The compression of the core portion is generally overall in the range of about 40 to about 110 and more preferably in the range of about 60 to about 100. In general, when the ball contains a relatively soft core, the resulting spin rate of the ball is relatively low. The compressive force acting on the ball is less when a club strikes the ball and compresses the cover against a relatively soft core. The club face does not fully interface and grasp the ball's surface and thus the initial spin rate on the ball is lower. On the other hand, when the ball contains a relatively hard core, the resulting spin rate of the ball is relatively high. As the club face strikes the ball, it is able to more fully interface and grasp the ball's surface and thus the initial spin rate of the ball is higher. In other embodiments, the overall coefficient of restitution (“COR”) of cores of the present invention at 125 ft/s is at least 0.750, or at least 0.775 or at least 0.780, or at least 0.785, or at least 0.790, or at least 0.795, or at least 0.800. Cores are also known to comprise a variety of other materials that are typically also used for intermediate and cover layers. Intermediate layers may likewise also comprise materials generally used in cores and covers as described herein for example.

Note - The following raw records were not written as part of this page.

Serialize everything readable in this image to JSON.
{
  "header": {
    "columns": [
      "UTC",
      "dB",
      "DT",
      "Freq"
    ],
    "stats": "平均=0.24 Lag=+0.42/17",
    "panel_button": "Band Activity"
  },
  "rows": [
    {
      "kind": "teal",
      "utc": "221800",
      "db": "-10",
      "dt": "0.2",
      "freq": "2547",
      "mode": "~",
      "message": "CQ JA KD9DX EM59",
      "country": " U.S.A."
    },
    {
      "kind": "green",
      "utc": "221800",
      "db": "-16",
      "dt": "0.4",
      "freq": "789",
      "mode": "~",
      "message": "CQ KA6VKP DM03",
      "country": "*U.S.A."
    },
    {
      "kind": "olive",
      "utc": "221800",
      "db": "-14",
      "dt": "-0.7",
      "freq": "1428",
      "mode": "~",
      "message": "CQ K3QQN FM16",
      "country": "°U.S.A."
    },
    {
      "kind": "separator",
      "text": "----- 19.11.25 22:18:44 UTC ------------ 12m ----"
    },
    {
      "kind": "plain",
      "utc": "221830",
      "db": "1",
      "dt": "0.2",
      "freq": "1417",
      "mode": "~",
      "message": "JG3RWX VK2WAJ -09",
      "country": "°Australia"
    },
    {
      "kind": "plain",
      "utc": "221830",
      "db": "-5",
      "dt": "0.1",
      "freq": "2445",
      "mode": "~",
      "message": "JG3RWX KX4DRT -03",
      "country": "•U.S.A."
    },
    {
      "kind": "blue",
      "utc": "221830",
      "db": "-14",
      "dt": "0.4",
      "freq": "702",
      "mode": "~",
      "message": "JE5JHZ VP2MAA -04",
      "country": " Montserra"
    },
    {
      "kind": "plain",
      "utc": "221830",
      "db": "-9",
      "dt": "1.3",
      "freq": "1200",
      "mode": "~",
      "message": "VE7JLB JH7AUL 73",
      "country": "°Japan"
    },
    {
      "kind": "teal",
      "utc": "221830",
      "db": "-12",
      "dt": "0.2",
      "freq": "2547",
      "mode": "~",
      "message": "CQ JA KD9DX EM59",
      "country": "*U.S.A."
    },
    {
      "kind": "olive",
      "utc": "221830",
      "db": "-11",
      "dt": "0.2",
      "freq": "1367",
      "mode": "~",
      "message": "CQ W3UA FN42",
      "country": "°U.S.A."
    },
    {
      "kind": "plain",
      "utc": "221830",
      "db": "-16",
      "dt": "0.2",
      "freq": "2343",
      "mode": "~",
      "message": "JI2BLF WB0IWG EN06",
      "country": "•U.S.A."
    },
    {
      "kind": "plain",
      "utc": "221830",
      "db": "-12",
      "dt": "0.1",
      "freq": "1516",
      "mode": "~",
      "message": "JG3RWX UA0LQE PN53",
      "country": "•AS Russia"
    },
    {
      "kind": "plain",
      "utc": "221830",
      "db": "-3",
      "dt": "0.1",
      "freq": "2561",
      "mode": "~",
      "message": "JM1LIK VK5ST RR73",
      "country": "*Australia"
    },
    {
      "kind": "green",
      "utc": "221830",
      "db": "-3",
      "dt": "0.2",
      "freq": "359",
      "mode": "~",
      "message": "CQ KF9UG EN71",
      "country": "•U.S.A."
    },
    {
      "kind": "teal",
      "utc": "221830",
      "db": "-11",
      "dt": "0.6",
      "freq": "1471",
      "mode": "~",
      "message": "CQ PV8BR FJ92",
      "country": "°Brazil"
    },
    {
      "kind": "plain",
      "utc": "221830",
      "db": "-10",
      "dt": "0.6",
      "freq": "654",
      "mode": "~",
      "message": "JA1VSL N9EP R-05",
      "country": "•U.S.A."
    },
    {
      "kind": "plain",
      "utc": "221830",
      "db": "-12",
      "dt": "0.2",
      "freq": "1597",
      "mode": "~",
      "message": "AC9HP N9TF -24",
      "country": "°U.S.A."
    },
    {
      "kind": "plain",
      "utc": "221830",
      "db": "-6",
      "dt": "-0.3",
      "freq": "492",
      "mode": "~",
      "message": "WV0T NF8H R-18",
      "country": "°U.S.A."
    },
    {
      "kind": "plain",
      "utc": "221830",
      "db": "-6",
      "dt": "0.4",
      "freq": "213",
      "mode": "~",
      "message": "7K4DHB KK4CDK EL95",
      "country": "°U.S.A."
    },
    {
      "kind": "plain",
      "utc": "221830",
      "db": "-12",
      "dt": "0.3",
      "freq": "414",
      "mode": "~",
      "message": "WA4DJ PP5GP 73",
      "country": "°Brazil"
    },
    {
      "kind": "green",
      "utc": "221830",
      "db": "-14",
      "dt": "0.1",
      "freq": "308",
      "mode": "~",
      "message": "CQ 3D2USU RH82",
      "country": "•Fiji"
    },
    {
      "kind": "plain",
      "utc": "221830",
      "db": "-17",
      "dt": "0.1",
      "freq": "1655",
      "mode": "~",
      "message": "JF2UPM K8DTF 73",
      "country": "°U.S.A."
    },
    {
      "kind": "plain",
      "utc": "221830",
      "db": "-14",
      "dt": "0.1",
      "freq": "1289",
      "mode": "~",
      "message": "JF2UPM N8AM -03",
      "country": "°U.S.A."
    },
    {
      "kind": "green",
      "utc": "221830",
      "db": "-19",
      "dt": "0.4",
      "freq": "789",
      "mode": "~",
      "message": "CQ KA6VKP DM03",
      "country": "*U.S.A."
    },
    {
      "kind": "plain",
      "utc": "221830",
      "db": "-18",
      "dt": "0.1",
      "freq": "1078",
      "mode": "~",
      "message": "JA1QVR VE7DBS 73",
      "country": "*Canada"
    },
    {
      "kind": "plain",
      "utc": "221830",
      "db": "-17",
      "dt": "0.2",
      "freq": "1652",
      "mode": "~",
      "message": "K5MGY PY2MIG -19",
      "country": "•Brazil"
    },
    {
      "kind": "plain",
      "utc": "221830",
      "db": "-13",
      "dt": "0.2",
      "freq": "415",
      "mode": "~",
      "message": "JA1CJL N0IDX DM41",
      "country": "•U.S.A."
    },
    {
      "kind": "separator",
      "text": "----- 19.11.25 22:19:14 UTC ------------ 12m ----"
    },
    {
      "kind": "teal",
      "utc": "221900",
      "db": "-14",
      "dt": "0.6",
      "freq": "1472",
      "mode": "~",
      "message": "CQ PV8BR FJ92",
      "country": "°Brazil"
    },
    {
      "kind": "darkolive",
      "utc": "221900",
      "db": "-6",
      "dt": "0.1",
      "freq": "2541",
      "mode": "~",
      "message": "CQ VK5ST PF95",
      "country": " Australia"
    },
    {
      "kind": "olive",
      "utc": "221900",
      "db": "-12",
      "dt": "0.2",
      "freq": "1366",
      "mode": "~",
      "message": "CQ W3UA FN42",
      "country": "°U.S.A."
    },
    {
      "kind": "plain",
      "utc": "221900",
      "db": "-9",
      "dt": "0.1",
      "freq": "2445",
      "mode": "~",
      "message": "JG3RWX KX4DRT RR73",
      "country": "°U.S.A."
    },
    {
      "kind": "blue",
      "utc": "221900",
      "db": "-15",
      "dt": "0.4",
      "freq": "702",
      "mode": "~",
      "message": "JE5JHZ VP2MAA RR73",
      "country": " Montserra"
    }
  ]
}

The cover material should impart durability, toughness and tear-resistance to the ball. For example, polyurethane/polyurea compositions can be used in the cover layer, because they can provide the cover with high durability as well as a soft feel. In other embodiments, the cover may be made of polymers such as ethylene, propylene, butene-1 or hexane-1 based homopolymers and copolymers including functional monomers such as acrylic and methacrylic acid and fully or partially neutralized ionomer resins and their blends, methyl acrylate, methyl methacrylate homopolymers and copolymers, imidized, amino group containing polymers, polycarbonate, reinforced polyamides, polyphenylene oxide, high impact polystyrene, polyether ketone, polysulfone, poly(phenylene sulfide), acrylonitrile-butadiene, acrylic-styrene-acrylonitrile, poly(ethylene terephthalate), poly(butylene terephthalate), poly(ethylene vinyl alcohol), poly(tetrafluoroethylene) and their copolymers including functional comonomers and blends thereof.

In one embodiment, ionomer resins can be used as the cover material. These cross-linked polymers contain inter-chain ionic bonding as well as covalent bonding. The ionomer resins include, for example, a copolymer of ethylene and an acid group such as methacrylic or acrylic acid. Metal ions such as sodium, lithium, zinc, and magnesium are used to neutralize the acid groups in the polymer. Commercially available ionomer resins are known in the industry and include numerous resins sold under the trademarks, Surlyn.®. (DuPont) and Escor.® and Iotek.®. (Exxon). These ionomer resins are available in various grades and are identified based on the type of base resin, molecular weight, type of metal ion, amount of acid, degree of neutralization, additives, and other properties.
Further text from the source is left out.